After the industrial revolution, the doomsters really got into their stride. In 1865 The Coal Question, an influential book by Stanley Jevons, argued that Britain would run out of coal in a few years. In 1914, the United States Bureau of Mines predicted that American oil reserves would last ten years. In both 1939 and 1951 the Department of the Interior said America’s oil would last 13 years. In fact US oil production roughly tripled between 2010 and 2020.
It is an indication of how much we relish worrying that another flat-footed prediction, from the Club of Rome, is still enjoying credibility. This group was created in 1968 as a self-appointed assemblage of the good and great to keep an eye on the health of the planet. In 1972 they said we were going to run out of stuff if we kept using it at the current rate.

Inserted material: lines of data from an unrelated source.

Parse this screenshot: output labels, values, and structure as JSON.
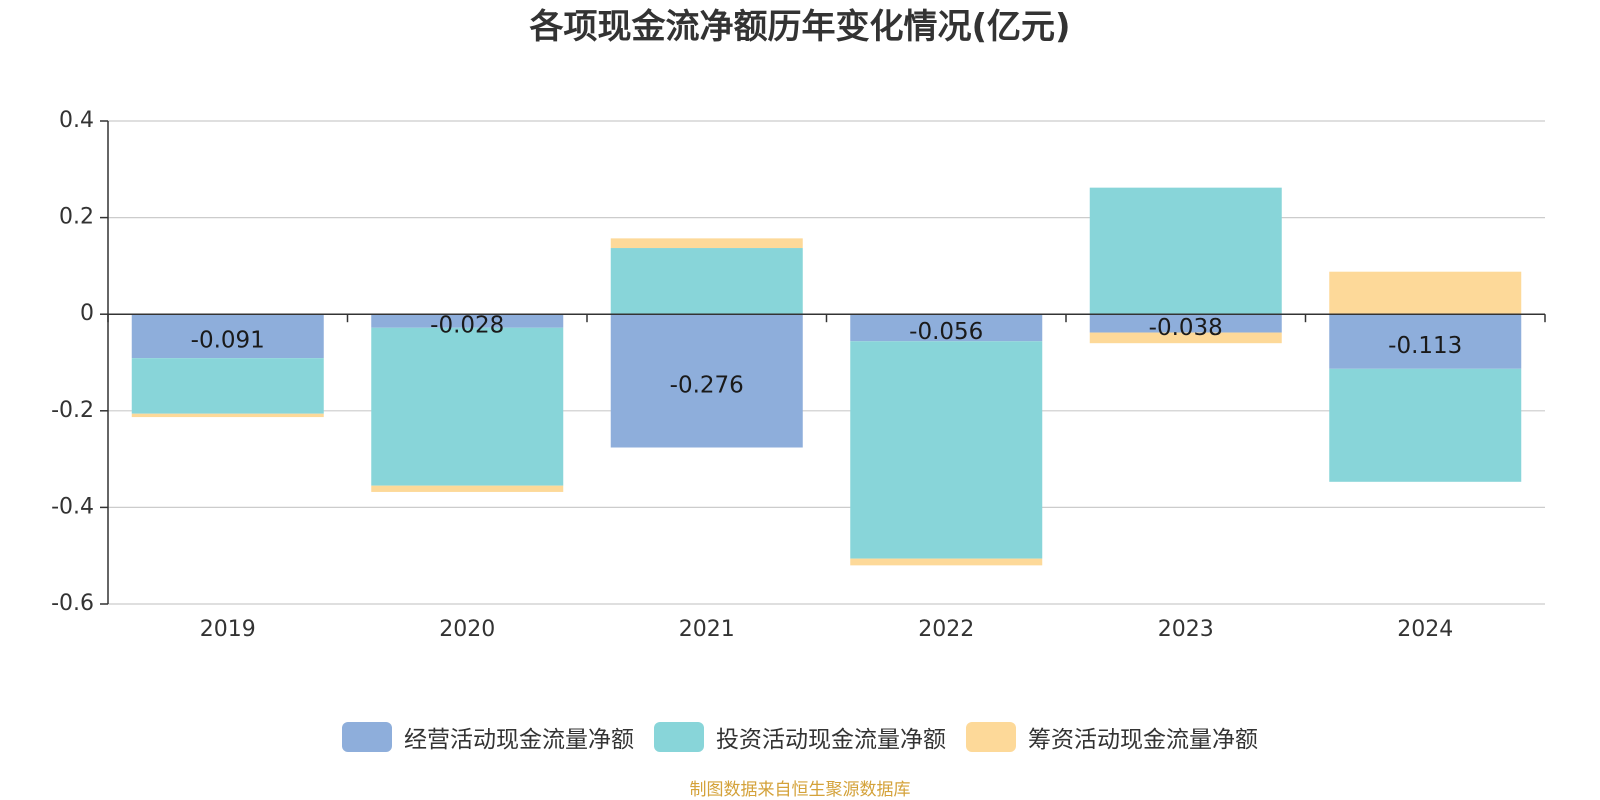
{
  "chart_data": {
    "type": "bar",
    "stacked": true,
    "title": "各项现金流净额历年变化情况(亿元)",
    "categories": [
      "2019",
      "2020",
      "2021",
      "2022",
      "2023",
      "2024"
    ],
    "series": [
      {
        "name": "经营活动现金流量净额",
        "color": "#8eaedb",
        "values": [
          -0.091,
          -0.028,
          -0.276,
          -0.056,
          -0.038,
          -0.113
        ],
        "labels": [
          "-0.091",
          "-0.028",
          "-0.276",
          "-0.056",
          "-0.038",
          "-0.113"
        ]
      },
      {
        "name": "投资活动现金流量净额",
        "color": "#88d5d9",
        "values": [
          -0.115,
          -0.327,
          0.137,
          -0.45,
          0.262,
          -0.234
        ]
      },
      {
        "name": "筹资活动现金流量净额",
        "color": "#fdd999",
        "values": [
          -0.007,
          -0.013,
          0.02,
          -0.014,
          -0.022,
          0.088
        ]
      }
    ],
    "ylim": [
      -0.6,
      0.4
    ],
    "yticks": [
      {
        "value": 0.4,
        "label": "0.4"
      },
      {
        "value": 0.2,
        "label": "0.2"
      },
      {
        "value": 0,
        "label": "0"
      },
      {
        "value": -0.2,
        "label": "-0.2"
      },
      {
        "value": -0.4,
        "label": "-0.4"
      },
      {
        "value": -0.6,
        "label": "-0.6"
      }
    ],
    "grid": true,
    "legend_position": "bottom"
  },
  "footer": {
    "source": "制图数据来自恒生聚源数据库",
    "source_color": "#d4a23a"
  }
}
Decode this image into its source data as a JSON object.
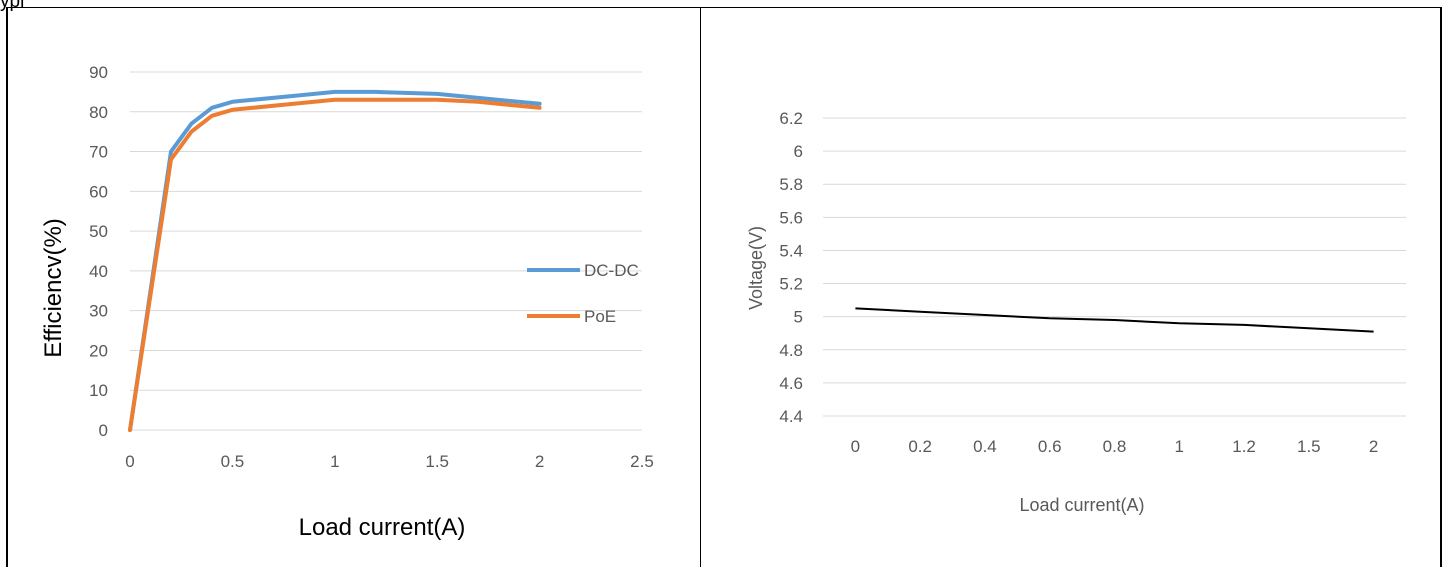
{
  "page_fragment": "ypi",
  "chart_data": [
    {
      "type": "line",
      "xlabel": "Load current(A)",
      "ylabel": "Efficiencv(%)",
      "xlim": [
        0,
        2.5
      ],
      "ylim": [
        0,
        90
      ],
      "x_ticks": [
        "0",
        "0.5",
        "1",
        "1.5",
        "2",
        "2.5"
      ],
      "y_ticks": [
        "0",
        "10",
        "20",
        "30",
        "40",
        "50",
        "60",
        "70",
        "80",
        "90"
      ],
      "grid": "horizontal",
      "legend": "right",
      "series": [
        {
          "name": "DC-DC",
          "color": "#5b9bd5",
          "x": [
            0,
            0.2,
            0.3,
            0.4,
            0.5,
            0.6,
            0.8,
            1.0,
            1.2,
            1.5,
            1.7,
            2.0
          ],
          "y": [
            0,
            70,
            77,
            81,
            82.5,
            83,
            84,
            85,
            85,
            84.5,
            83.5,
            82
          ]
        },
        {
          "name": "PoE",
          "color": "#ed7d31",
          "x": [
            0,
            0.2,
            0.3,
            0.4,
            0.5,
            0.6,
            0.8,
            1.0,
            1.2,
            1.5,
            1.7,
            2.0
          ],
          "y": [
            0,
            68,
            75,
            79,
            80.5,
            81,
            82,
            83,
            83,
            83,
            82.5,
            81
          ]
        }
      ]
    },
    {
      "type": "line",
      "xlabel": "Load current(A)",
      "ylabel": "Voltage(V)",
      "categories": [
        "0",
        "0.2",
        "0.4",
        "0.6",
        "0.8",
        "1",
        "1.2",
        "1.5",
        "2"
      ],
      "ylim": [
        4.4,
        6.2
      ],
      "y_ticks": [
        "4.4",
        "4.6",
        "4.8",
        "5",
        "5.2",
        "5.4",
        "5.6",
        "5.8",
        "6",
        "6.2"
      ],
      "grid": "horizontal",
      "series": [
        {
          "color": "#000000",
          "values": [
            5.05,
            5.03,
            5.01,
            4.99,
            4.98,
            4.96,
            4.95,
            4.93,
            4.91
          ]
        }
      ]
    }
  ]
}
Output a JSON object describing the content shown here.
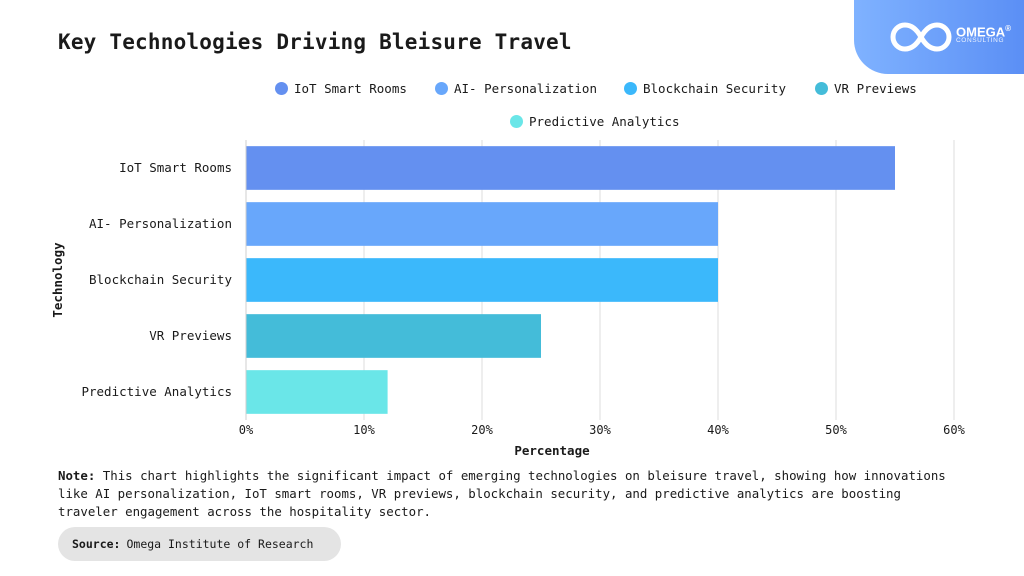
{
  "title": "Key Technologies Driving Bleisure Travel",
  "logo": {
    "name": "OMEGA",
    "mark": "®",
    "sub": "CONSULTING"
  },
  "legend": [
    {
      "label": "IoT Smart Rooms",
      "color": "#6490f0"
    },
    {
      "label": "AI- Personalization",
      "color": "#68a7fb"
    },
    {
      "label": "Blockchain Security",
      "color": "#3bb8fb"
    },
    {
      "label": "VR Previews",
      "color": "#44bcd9"
    },
    {
      "label": "Predictive Analytics",
      "color": "#6ae6e8"
    }
  ],
  "chart_data": {
    "type": "bar",
    "orientation": "horizontal",
    "categories": [
      "IoT Smart Rooms",
      "AI- Personalization",
      "Blockchain Security",
      "VR Previews",
      "Predictive Analytics"
    ],
    "values": [
      55,
      40,
      40,
      25,
      12
    ],
    "colors": [
      "#6490f0",
      "#68a7fb",
      "#3bb8fb",
      "#44bcd9",
      "#6ae6e8"
    ],
    "xlabel": "Percentage",
    "ylabel": "Technology",
    "xlim": [
      0,
      60
    ],
    "xticks": [
      "0%",
      "10%",
      "20%",
      "30%",
      "40%",
      "50%",
      "60%"
    ],
    "grid": "vertical",
    "legend_position": "top"
  },
  "note": {
    "label": "Note:",
    "text": "This chart highlights the significant impact of emerging technologies on bleisure travel, showing how innovations like AI personalization, IoT smart rooms, VR previews, blockchain security, and predictive analytics are boosting traveler engagement across the hospitality sector."
  },
  "source": {
    "label": "Source:",
    "text": "Omega Institute of Research"
  }
}
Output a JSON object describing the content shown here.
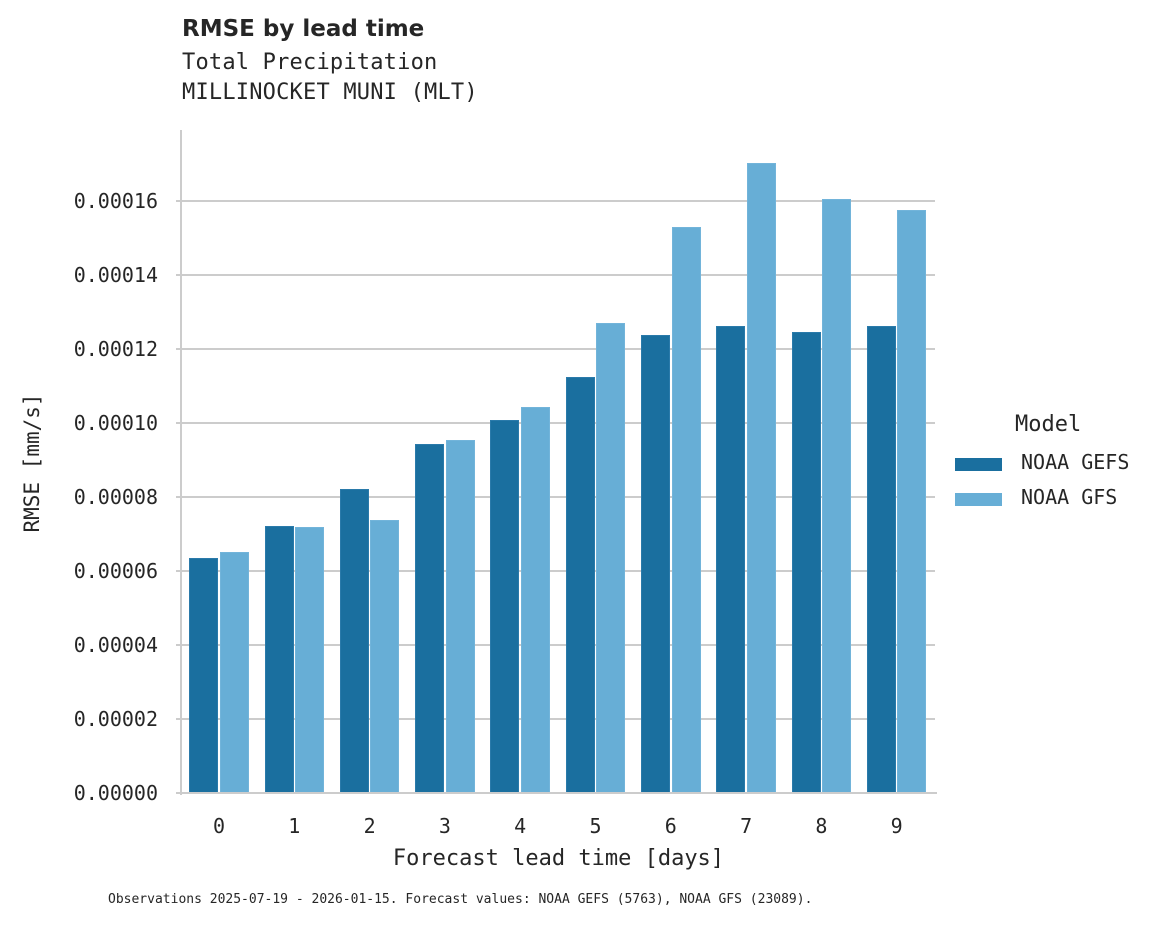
{
  "header": {
    "title": "RMSE by lead time",
    "subtitle_line1": "Total Precipitation",
    "subtitle_line2": "MILLINOCKET MUNI (MLT)"
  },
  "axes": {
    "xlabel": "Forecast lead time [days]",
    "ylabel": "RMSE [mm/s]",
    "yticks": [
      "0.00000",
      "0.00002",
      "0.00004",
      "0.00006",
      "0.00008",
      "0.00010",
      "0.00012",
      "0.00014",
      "0.00016"
    ],
    "xticks": [
      "0",
      "1",
      "2",
      "3",
      "4",
      "5",
      "6",
      "7",
      "8",
      "9"
    ]
  },
  "legend": {
    "title": "Model",
    "items": [
      {
        "label": "NOAA GEFS",
        "color": "#1a6f9f"
      },
      {
        "label": "NOAA GFS",
        "color": "#67aed6"
      }
    ]
  },
  "footer": {
    "note": "Observations 2025-07-19 - 2026-01-15. Forecast values: NOAA GEFS (5763), NOAA GFS (23089)."
  },
  "chart_data": {
    "type": "bar",
    "title": "RMSE by lead time",
    "subtitle": "Total Precipitation / MILLINOCKET MUNI (MLT)",
    "xlabel": "Forecast lead time [days]",
    "ylabel": "RMSE [mm/s]",
    "categories": [
      "0",
      "1",
      "2",
      "3",
      "4",
      "5",
      "6",
      "7",
      "8",
      "9"
    ],
    "series": [
      {
        "name": "NOAA GEFS",
        "color": "#1a6f9f",
        "values": [
          6.35e-05,
          7.22e-05,
          8.22e-05,
          9.43e-05,
          0.0001008,
          0.0001124,
          0.0001238,
          0.0001262,
          0.0001246,
          0.0001262
        ]
      },
      {
        "name": "NOAA GFS",
        "color": "#67aed6",
        "values": [
          6.51e-05,
          7.19e-05,
          7.38e-05,
          9.54e-05,
          0.0001043,
          0.000127,
          0.000153,
          0.0001703,
          0.0001605,
          0.0001576
        ]
      }
    ],
    "ylim": [
      0,
      0.000179
    ],
    "yticks": [
      0,
      2e-05,
      4e-05,
      6e-05,
      8e-05,
      0.0001,
      0.00012,
      0.00014,
      0.00016
    ],
    "grid": "horizontal",
    "legend_position": "right",
    "footnote": "Observations 2025-07-19 - 2026-01-15. Forecast values: NOAA GEFS (5763), NOAA GFS (23089)."
  }
}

The Club’s book arising from this, The Limits to Growth, received enormous attention. Particular interest was paid to its prediction that we would run out of oil (again) by 1990, along with just about everything else we extract. In fact, by that year known oil reserves were higher than they had been in 1972 and other minerals were equally abundant.
Exhaustion of our resources has not happened because when stuff gets short its price goes up and more stuff is worth mining (or farming for that matter) than before. So it is not going to come about for a very long time.
To give you a concrete example of what this supply and demand relationship means, take the lithium mines of Zimbabwe. There are four, three having come into existence since the success of the lithium-ion battery sent demand rocketing. These three are on long-known resources that became economic to develop as the price went up.
Lester Brown created the Worldwatch Institute in 1973 on the basis that population would soon outstrip food production. In 1994, after 21 years of getting it wrong, he was at last able to say: ‘After 40 years of record food production gains, output per person has reversed with unanticipated abruptness.’ Two jumbo harvests followed and the price of wheat fell to record lows. Nonetheless, Lester Brown continued to predict global starvation every year until he retired in 2015, when he was in his eighties. His success, like that of the Club of Rome, Earth Overshoot and the rest, depended on a highly reliable human attribute: bad news sells.
Since WWII it has been rather difficult to keep up the supply of bad news, for not only does economic growth push production up, it can also bring prices down. In 1980 Dr Paul Ehrlich, a prominent environmentalist and author (‘The battle to feed humanity is over. In the 1970s the world will undergo famines – hundreds of millions of people are going to starve to death’) bet an economist, Julian Simon, that shortages would drive the price of five minerals, tungsten, nickel, copper, chrome and tin, up in price over the next ten years.
Dr Simon won easily; all five minerals (and almost all others as well) fell in price during the 1980s. Dr Ehrlich, rather grudgingly, handed over a cheque for $570.07 in settlement.
Yes, we are the worrying animal. And make no mistake, this has been a vital contributor to our evolutionary success. Don’t bet on it, though.